You take up painting. There is something pleasingly definite about it, slicking fat strips of color onto a canvas. You think about how strange it is to still have absolutes like this, like marriage, in this day and age. Couldn’t there be another option, leasing it out for five, maybe ten years then reviewing it when the time comes. We are a generation of renters not buyers. Your friend Suze tells you to stop being cynical.
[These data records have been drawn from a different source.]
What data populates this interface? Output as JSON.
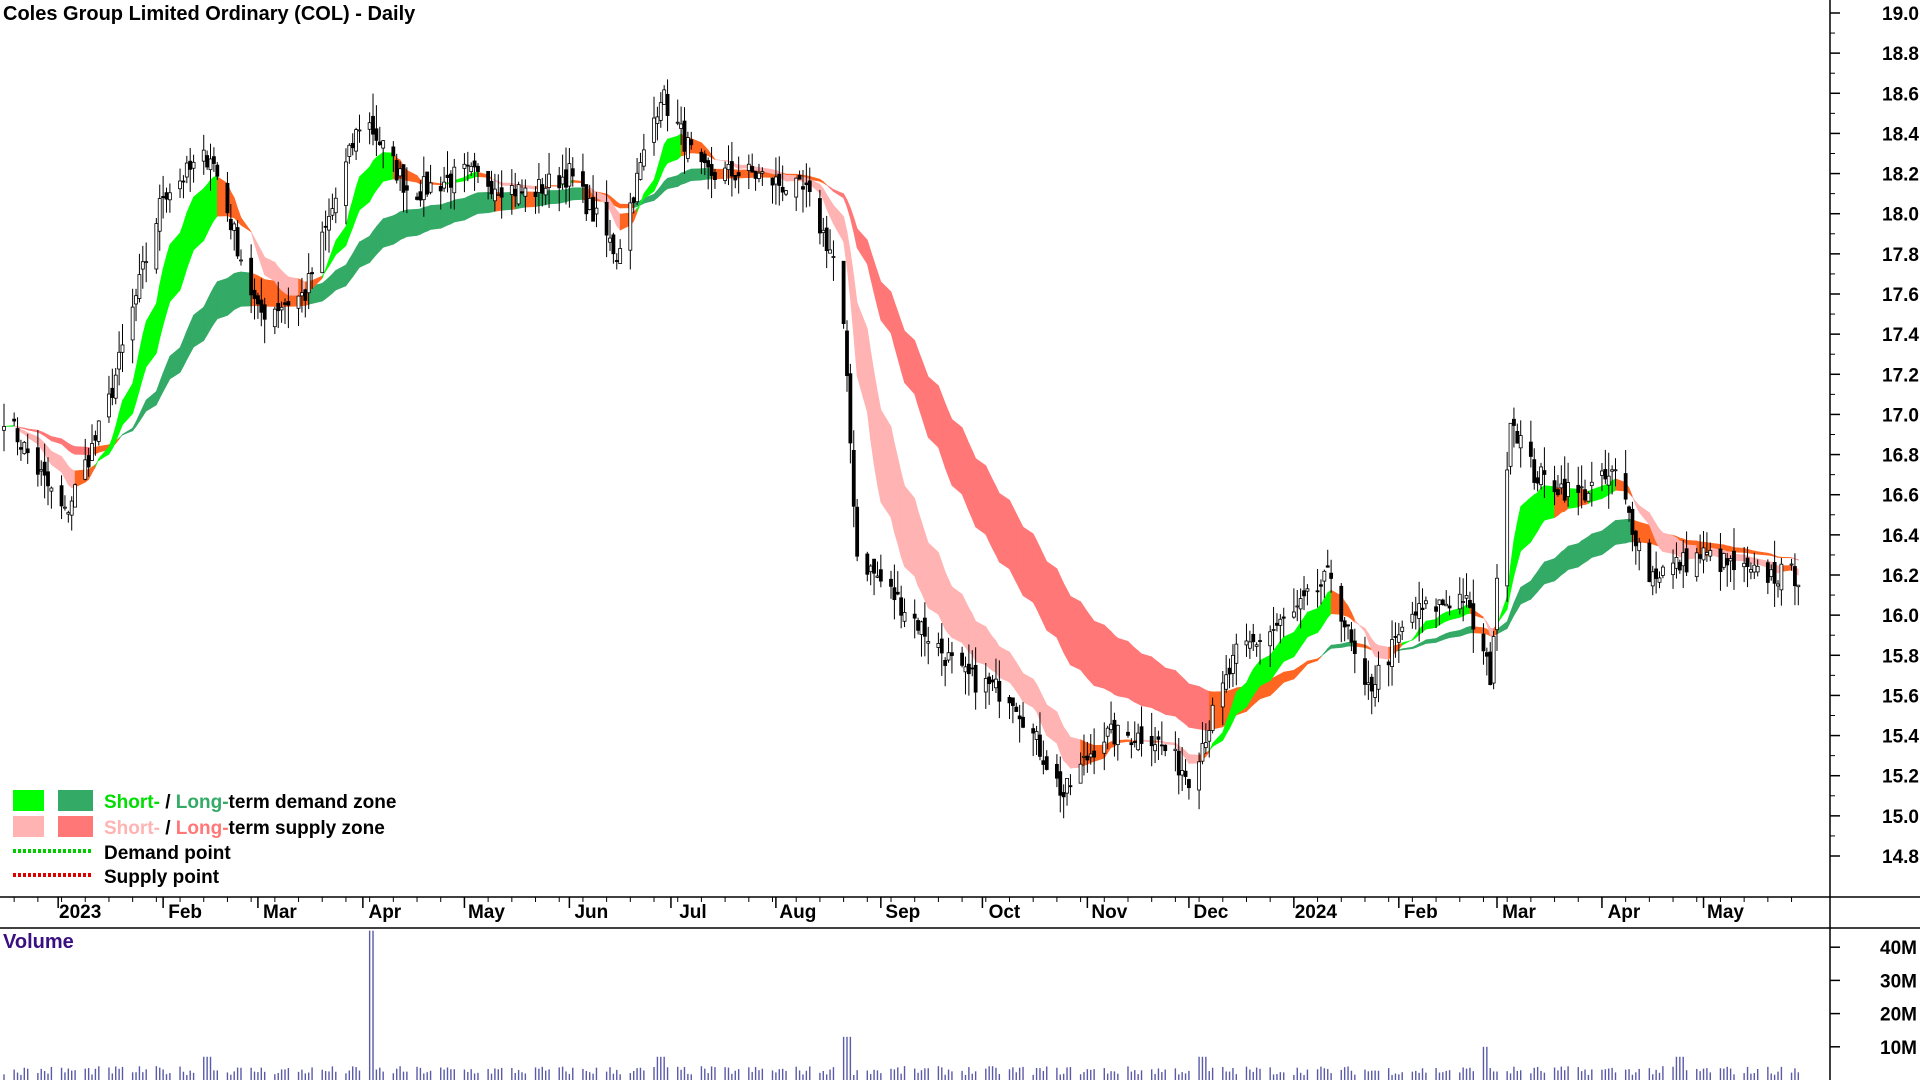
{
  "chart_data": [
    {
      "type": "candlestick",
      "title": "Coles Group Limited Ordinary (COL) - Daily",
      "x_labels": [
        "2023",
        "Feb",
        "Mar",
        "Apr",
        "May",
        "Jun",
        "Jul",
        "Aug",
        "Sep",
        "Oct",
        "Nov",
        "Dec",
        "2024",
        "Feb",
        "Mar",
        "Apr",
        "May"
      ],
      "y_ticks": [
        "19.0",
        "18.8",
        "18.6",
        "18.4",
        "18.2",
        "18.0",
        "17.8",
        "17.6",
        "17.4",
        "17.2",
        "17.0",
        "16.8",
        "16.6",
        "16.4",
        "16.2",
        "16.0",
        "15.8",
        "15.6",
        "15.4",
        "15.2",
        "15.0",
        "14.8"
      ],
      "ylim": [
        14.75,
        19.05
      ],
      "price_path": [
        [
          "2022-12-16",
          17.0
        ],
        [
          "2023-01-03",
          16.5
        ],
        [
          "2023-01-15",
          17.0
        ],
        [
          "2023-02-01",
          18.1
        ],
        [
          "2023-02-15",
          18.3
        ],
        [
          "2023-03-01",
          17.5
        ],
        [
          "2023-03-15",
          17.6
        ],
        [
          "2023-04-01",
          18.5
        ],
        [
          "2023-04-15",
          18.1
        ],
        [
          "2023-05-01",
          18.2
        ],
        [
          "2023-05-20",
          18.1
        ],
        [
          "2023-06-01",
          18.2
        ],
        [
          "2023-06-15",
          17.8
        ],
        [
          "2023-06-28",
          18.6
        ],
        [
          "2023-07-10",
          18.2
        ],
        [
          "2023-07-25",
          18.2
        ],
        [
          "2023-08-10",
          18.1
        ],
        [
          "2023-08-20",
          17.7
        ],
        [
          "2023-08-25",
          16.3
        ],
        [
          "2023-09-10",
          16.0
        ],
        [
          "2023-09-25",
          15.7
        ],
        [
          "2023-10-10",
          15.6
        ],
        [
          "2023-10-25",
          15.1
        ],
        [
          "2023-11-05",
          15.4
        ],
        [
          "2023-11-20",
          15.4
        ],
        [
          "2023-12-01",
          15.2
        ],
        [
          "2023-12-15",
          15.8
        ],
        [
          "2024-01-01",
          16.0
        ],
        [
          "2024-01-12",
          16.2
        ],
        [
          "2024-01-22",
          15.6
        ],
        [
          "2024-02-05",
          16.0
        ],
        [
          "2024-02-20",
          16.1
        ],
        [
          "2024-02-28",
          15.7
        ],
        [
          "2024-03-05",
          17.0
        ],
        [
          "2024-03-12",
          16.7
        ],
        [
          "2024-03-25",
          16.6
        ],
        [
          "2024-04-05",
          16.7
        ],
        [
          "2024-04-15",
          16.2
        ],
        [
          "2024-05-01",
          16.3
        ],
        [
          "2024-05-15",
          16.2
        ],
        [
          "2024-05-28",
          16.2
        ]
      ],
      "zones": [
        {
          "name": "Short-term demand zone",
          "color": "#00ff00"
        },
        {
          "name": "Long-term demand zone",
          "color": "#33aa66"
        },
        {
          "name": "Short-term supply zone",
          "color": "#ffb3b3"
        },
        {
          "name": "Long-term supply zone",
          "color": "#ff7777"
        },
        {
          "name": "transition zone",
          "color": "#ff6622"
        }
      ],
      "legend": {
        "row1": {
          "short": "Short-",
          "sep": " / ",
          "long": "Long-",
          "rest": "term demand zone"
        },
        "row2": {
          "short": "Short-",
          "sep": " / ",
          "long": "Long-",
          "rest": "term supply zone"
        },
        "row3": "Demand point",
        "row4": "Supply point",
        "placement": "bottom-left"
      },
      "colors": {
        "demand_short": "#00ff00",
        "demand_long": "#33aa66",
        "supply_short": "#ffb3b3",
        "supply_long": "#ff7777",
        "transition": "#ff6622",
        "demand_point": "#00cc00",
        "supply_point": "#dd0000"
      }
    },
    {
      "type": "bar",
      "title": "Volume",
      "y_ticks": [
        "40M",
        "30M",
        "20M",
        "10M"
      ],
      "ylim": [
        0,
        45
      ],
      "unit": "M",
      "spikes": [
        [
          "2023-04-03",
          45
        ],
        [
          "2023-08-22",
          13
        ],
        [
          "2024-02-26",
          10
        ],
        [
          "2023-02-14",
          7
        ],
        [
          "2023-06-28",
          7
        ],
        [
          "2023-12-05",
          7
        ],
        [
          "2024-04-24",
          7
        ]
      ],
      "baseline": 3
    }
  ]
}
You have a date. You wear a tailored, chiffon dress and a simple white gold pendant. He is prompt, polite, he pulls your chair out for you and asks you what you would like to drink. You tilt your head back and hold the menu in front of you. He rolls up his sleeves revealing thick, hairy arms. You ask him what he does and he says he works in capital projects. You ask him if he enjoys it and he says it pays the bills. A tall blonde woman walks by and his eyes follow her past the table, past the bar, through the swinging doors and into the toilets. You wish someone had warned you about tall blonde women earlier. Sexually transmitted diseases, drunk driving, bar snacks and tall blonde women. The real stranger danger. Your food arrives and you feel an anxiety about eating you have not felt in years. He says he’s glad you ordered a salad, a woman should watch her weight. He says he likes your dress and he’s looking forward to taking it off later. He says it’s good that you’re doing so well in your career, just so long as you don’t turn into a bitch, like his boss, now there’s a woman who wants it. I don’t have to listen to this shit, you think, and at once, you realize you don’t have to. You dab French dressing from your mouth and set the napkin on the table. “I’m terribly sorry,” you say. “But I have somewhere I have to be.”
You are gardening. You look at your hands as you pull knots of weeds from the dirt. You have a young woman’s hands with tapered, elegant fingers and small, square fingernails. The sun falls warmly on your face. It is nearly time for lunch.